Anyone who climbs aboard a vessel this time of the year and heads for the open ocean off O‘ahu can expect to see humpback whales. There are so many of them that most boat companies don’t hesitate to guarantee sightings. (It’s hard to miss a 40-ton humpback when it propels its 45-foot bulk to the surface, and then disappears in an enormous salt-water splash!)
Every year, humpback whales swim 3,000 miles from their summer feeding grounds in Alaska to mate and calve in Hawai‘i’s clear, warm waters. The first humpback of the 2019-20 season was spotted on Oct. 1, 2019 in waters off Kaua‘i’s northwest coast. Generally, numbers peak in late December through mid-April.
Protected under endangered species laws, the humpback population is growing. In fact, an estimated 10,000 humpbacks are expected to cruise through Hawai‘i’s waters this season, coming and going at their own pace.
Humpbacks exhibit a variety of behaviors that should be visible in one form or another from boats and shoreline lookouts. You might see a whale blow, which refers to the act of breathing and the cloud of water vapor produced above the animal’s head during the process of exhalation. You might see a tail slap, a pectoral slap or-if you’re lucky-a breach.
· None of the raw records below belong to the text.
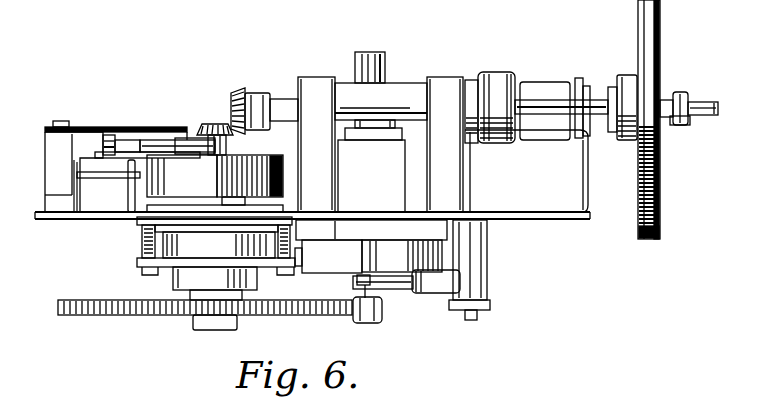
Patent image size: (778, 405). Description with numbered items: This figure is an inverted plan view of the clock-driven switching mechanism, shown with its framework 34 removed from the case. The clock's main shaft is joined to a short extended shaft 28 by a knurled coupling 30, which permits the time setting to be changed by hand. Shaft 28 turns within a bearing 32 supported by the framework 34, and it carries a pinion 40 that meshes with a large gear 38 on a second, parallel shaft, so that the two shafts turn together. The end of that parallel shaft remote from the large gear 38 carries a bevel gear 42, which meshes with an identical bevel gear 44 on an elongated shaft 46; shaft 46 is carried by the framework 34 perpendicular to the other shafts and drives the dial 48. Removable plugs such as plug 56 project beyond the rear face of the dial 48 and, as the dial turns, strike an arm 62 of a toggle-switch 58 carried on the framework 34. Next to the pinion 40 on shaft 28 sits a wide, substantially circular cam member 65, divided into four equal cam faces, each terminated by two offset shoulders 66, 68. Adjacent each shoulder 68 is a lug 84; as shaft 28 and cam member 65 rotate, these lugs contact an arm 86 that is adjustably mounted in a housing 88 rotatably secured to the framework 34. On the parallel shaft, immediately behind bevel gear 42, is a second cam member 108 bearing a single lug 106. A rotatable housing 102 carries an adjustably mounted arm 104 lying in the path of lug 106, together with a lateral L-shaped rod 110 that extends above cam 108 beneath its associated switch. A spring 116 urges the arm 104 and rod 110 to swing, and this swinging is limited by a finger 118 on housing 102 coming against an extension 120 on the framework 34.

The knurled coupling 30 is at (385, 60).
The bearing 32 is at (395, 172).
The framework 34 is at (562, 195).
The bevel gear 44 is at (245, 92).
The bevel gear 42 is at (214, 125).
The cam member 108 is at (284, 173).
The extension 120 is at (143, 190).
The finger 118 is at (100, 181).
The rotatable housing 102 is at (46, 152).
The spring 116 is at (100, 132).
The arm 104 is at (140, 140).
The rod 110 is at (163, 140).
The lug 106 is at (180, 140).
The toggle-switch 58 is at (545, 83).
The arm 62 is at (613, 138).
The dial 48 is at (686, 212).
The removable plug 56 is at (683, 94).
The elongated shaft 46 is at (705, 117).
The cam member 65 is at (307, 289).
The large gear 38 is at (90, 317).
The shoulder 66 is at (356, 250).
The shoulder 68 is at (361, 267).
The lug 84 is at (372, 284).
The arm 86 is at (405, 284).
The extended shaft 28 is at (358, 284).
The housing 88 is at (488, 278).
The pinion 40 is at (377, 312).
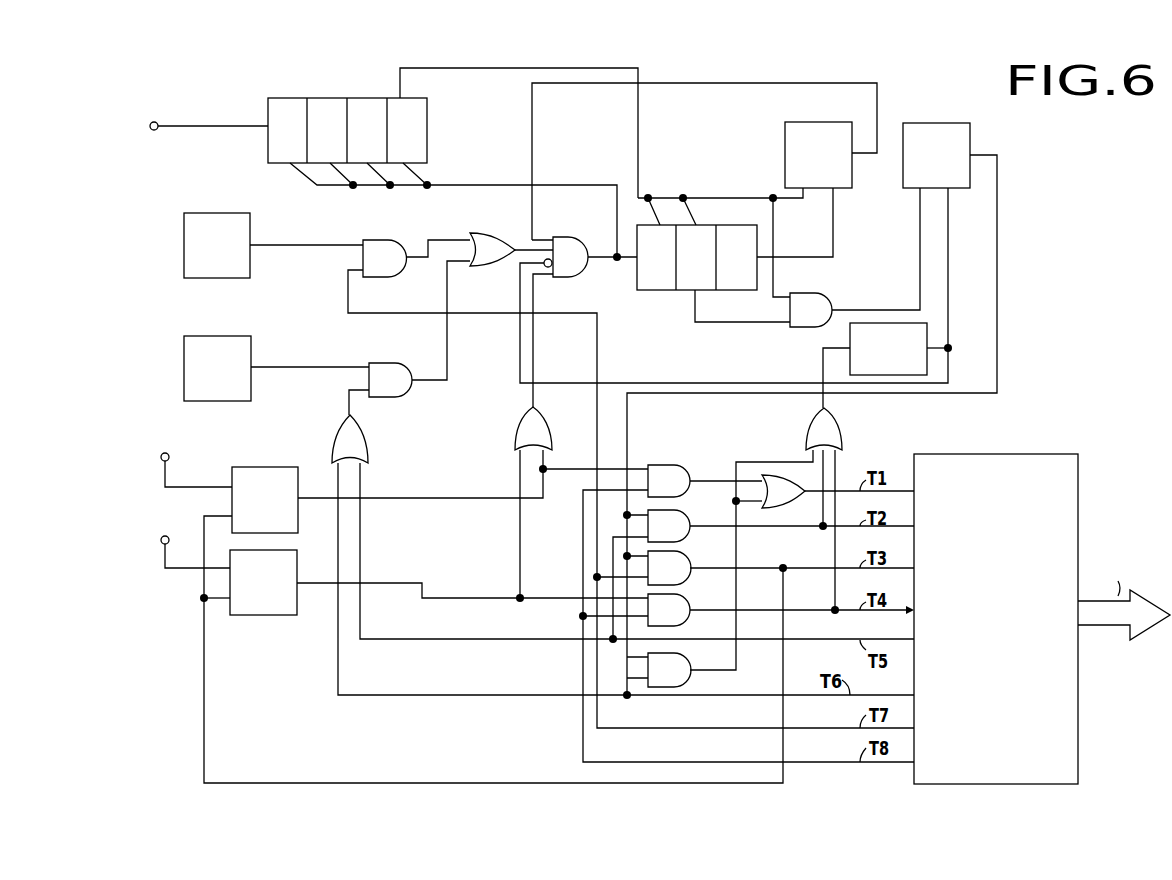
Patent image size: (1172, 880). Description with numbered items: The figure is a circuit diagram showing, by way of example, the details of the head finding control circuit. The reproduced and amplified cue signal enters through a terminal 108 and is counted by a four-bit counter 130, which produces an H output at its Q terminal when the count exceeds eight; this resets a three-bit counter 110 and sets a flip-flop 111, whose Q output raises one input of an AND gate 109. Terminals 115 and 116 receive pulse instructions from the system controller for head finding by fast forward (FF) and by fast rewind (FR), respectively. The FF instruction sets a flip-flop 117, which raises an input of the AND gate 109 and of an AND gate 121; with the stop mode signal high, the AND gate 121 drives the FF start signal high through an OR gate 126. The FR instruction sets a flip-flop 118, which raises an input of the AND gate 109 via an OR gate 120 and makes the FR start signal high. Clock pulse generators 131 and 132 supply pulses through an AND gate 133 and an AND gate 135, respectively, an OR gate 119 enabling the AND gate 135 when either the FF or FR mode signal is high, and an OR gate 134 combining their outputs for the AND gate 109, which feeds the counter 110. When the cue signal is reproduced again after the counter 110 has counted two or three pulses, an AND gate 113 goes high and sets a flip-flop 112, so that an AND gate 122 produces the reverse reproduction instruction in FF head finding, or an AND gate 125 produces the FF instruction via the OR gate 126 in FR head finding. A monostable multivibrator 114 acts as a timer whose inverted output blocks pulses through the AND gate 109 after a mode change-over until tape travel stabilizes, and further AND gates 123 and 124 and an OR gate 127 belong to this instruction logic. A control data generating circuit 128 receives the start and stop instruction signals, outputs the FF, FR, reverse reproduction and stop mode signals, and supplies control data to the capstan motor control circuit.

The terminal 108 is at (157, 120).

This watery pirouette occurs when a whale propels itself out of the water, generally clearing the surface with two-thirds (or more) of its body. Then, in an amazing feat of marine gymnastics, the animal will throw one pectoral fin out to the side, and turn in the air about its longitudinal axis. Whales do not technically spout water. Actually, they are letting out air through a blowhole at 300 miles per hour. Humpbacks are clever, resourceful and agile creatures. And the males, though they don’t have vocal cords, have developed an amazing ability to sing. Hear their complicated tunes over hydrophones (available aboard most whale-watching vessels). Curiosity is another trait known to humpbacks, so they may not be timid about approaching boats and will often go out of their way to interact with humans. It’s illegal to get closer than 100 yards from a humpback. Though the humpbacks are the seasonal stars of the show, the waters off this island are home to substantial populations of lower-profile whales that are here year-round and equally intriguing to observe, like the false killer whale, pilot whale, pygmy whale, beaked whale, melon-headed whale and even the sperm whale. There are many ways to observe a humpback whale in the wild. Snorkel cruises are a good bet, and powered rafts and fishing boats also travel humpback territory. Atlantis Adventures offers several whale-watch cruises, with guaranteed sightings or the return cruise is free. Makapu‘u point lighthouse trail, located within Ka Iwi state scenic shoreline on O‘ahu’s southernmost point, offers great opportunities to spot whales all along the 2-mile out-and-back paved hiking route. To get to Makapu‘u point, go east past Sandy Beach Park on Kalaniana‘ole Highway until you see a sign on the right. Visitors can park for free in the lot at the base of the trail. Other good shoreline viewing sites around the island can be found at Ka‘ena Point (West O‘ahu), Halona Blowhole Lookout and Hanauma Bay (South Shore), Shark’s Cove and Turtle Bay Resort (North Shore), and Lanikai Beach on the Windward Side of the island.